A police warning has been issued to both private and state schools after a recent spate of fraudulent activity involving scam emails that are targeting payments from parents.
In a number of cases, fraudsters have placed themselves in the middle of transactions between parents and schools.
The latest scam involves the fraudster contacting parents, outlining details and payment instructions for the latest school fees. Initial contact appears to primarily be made via email and often from the school’s own compromised email system. However the City of London Police’s National Fraud Intelligence Bureau (NFIB) has also seen instances where the email address used is similar to that of the school (e.g. ‘nn’ instead of an ‘m’).
The victim is tricked into making the required payment into the bank account which is in the control of the fraudster. By the time the fraud has been identified, the funds have already been moved.
In several instances the email has encouraged victims to act quickly, with the fraudster suggesting a discount on the fees can be obtained if the parents pay early.
Although the latest scam involved private schools, state schools could also be targeted with fake requests for contributions to school funds or student trips.
A number of police forces have issued the following advice to schools:
- Ensure all administration staff are aware of this fraud
- Ensure staff are aware of protocols regarding not opening links or attachments from unexpected or suspicious emails in the event the email system may be compromised
- Review password protocols and ensure those that are used are strong, as long as possible and contain a combination of letters as well as numbers and symbols
- Review internal procedures regarding how the fee payments are requested and ensure these are relayed to the parents so they can easily identify suspicious requests
- Ensure computer systems are secure and that antivirus software is up to date.

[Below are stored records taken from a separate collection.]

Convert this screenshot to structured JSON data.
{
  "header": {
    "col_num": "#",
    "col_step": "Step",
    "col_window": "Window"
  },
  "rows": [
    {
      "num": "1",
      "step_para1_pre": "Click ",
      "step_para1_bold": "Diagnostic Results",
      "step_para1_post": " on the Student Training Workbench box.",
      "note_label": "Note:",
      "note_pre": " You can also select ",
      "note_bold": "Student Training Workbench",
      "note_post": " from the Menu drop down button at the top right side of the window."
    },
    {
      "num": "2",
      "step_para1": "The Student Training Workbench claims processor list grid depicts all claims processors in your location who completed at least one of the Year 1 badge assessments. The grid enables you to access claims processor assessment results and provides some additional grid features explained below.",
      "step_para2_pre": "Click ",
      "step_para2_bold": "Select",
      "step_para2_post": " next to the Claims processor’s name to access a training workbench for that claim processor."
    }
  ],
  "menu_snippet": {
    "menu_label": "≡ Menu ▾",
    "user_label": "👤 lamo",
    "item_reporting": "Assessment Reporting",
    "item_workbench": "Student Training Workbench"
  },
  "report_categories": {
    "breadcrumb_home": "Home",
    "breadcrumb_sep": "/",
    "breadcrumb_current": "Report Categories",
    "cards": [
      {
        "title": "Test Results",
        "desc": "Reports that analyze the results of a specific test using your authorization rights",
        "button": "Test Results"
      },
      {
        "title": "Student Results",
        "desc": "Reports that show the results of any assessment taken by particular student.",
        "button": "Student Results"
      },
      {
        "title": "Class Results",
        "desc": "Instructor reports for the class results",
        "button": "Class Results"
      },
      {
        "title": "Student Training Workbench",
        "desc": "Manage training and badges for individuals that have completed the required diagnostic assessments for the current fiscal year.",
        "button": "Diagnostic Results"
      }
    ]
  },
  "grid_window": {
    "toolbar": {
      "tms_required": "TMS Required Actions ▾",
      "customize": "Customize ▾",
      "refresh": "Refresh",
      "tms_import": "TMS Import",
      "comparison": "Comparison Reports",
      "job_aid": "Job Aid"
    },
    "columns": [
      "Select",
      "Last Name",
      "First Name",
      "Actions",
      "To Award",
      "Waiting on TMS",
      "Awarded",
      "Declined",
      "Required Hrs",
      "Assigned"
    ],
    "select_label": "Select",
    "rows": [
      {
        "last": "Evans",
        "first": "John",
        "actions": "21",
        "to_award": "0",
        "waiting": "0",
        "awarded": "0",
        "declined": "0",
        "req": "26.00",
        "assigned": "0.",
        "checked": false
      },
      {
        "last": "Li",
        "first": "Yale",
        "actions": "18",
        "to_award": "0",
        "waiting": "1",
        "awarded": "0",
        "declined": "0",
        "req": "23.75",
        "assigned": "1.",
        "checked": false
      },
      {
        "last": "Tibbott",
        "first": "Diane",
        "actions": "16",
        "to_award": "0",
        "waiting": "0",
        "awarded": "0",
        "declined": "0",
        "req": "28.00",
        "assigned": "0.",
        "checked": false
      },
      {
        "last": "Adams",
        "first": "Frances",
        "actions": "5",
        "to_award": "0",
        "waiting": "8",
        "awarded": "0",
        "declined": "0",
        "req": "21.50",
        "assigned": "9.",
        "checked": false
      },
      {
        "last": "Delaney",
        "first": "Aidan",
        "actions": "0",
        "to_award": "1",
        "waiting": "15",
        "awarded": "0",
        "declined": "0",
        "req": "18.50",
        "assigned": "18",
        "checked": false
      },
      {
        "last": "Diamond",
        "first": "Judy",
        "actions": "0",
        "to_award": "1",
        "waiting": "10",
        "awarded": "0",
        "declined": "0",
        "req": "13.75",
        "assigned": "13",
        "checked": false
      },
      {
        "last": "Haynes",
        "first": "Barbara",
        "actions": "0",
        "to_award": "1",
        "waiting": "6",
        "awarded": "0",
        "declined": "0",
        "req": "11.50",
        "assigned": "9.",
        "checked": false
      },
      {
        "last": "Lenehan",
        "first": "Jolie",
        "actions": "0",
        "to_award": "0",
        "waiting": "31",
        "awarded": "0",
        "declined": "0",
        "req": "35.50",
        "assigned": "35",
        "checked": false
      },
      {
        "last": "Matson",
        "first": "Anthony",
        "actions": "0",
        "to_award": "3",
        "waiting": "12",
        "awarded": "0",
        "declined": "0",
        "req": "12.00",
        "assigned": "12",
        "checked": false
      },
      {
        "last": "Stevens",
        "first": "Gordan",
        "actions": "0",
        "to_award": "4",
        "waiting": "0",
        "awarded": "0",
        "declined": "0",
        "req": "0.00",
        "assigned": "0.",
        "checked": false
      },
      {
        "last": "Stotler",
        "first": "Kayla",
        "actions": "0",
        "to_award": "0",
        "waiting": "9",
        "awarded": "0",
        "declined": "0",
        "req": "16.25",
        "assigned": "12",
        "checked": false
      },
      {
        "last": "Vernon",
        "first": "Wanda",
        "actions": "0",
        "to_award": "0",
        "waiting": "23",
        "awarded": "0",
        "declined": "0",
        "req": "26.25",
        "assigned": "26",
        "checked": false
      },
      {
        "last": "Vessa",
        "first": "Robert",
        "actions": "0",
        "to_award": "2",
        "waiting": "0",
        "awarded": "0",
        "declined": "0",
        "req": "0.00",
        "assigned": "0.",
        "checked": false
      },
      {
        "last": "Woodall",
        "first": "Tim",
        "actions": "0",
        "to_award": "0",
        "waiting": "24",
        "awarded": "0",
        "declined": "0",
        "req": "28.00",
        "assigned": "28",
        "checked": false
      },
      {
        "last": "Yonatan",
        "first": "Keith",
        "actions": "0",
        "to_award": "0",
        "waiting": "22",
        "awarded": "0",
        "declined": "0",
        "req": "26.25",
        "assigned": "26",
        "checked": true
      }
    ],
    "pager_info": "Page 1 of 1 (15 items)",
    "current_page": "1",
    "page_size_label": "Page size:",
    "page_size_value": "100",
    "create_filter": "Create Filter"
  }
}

- To help combat “typo squatting” the school could consider registering similar domain names
- Ensure required security updates to computer systems are completed
- Ensure parents are aware of the scam and encourage them to be wary of unsolicited emails purporting to come from the school
Carey Jacobs, a partner in Palmers, said: “This latest spate of fraudulent activity demonstrates that the prevention of cybercrime is an increasingly worrying challenge for schools.
“Palmers has been at the forefront of raising local awareness about the risks of cybercrime and its potentially devastating impact. We have hosted a series of successful joint seminars on this important issue, which we are planning to run again later in the year.
“We also have a network of contacts who are committed to helping local businesses stay safe and reduce their risk of becoming a victim of commercial cybercrime.”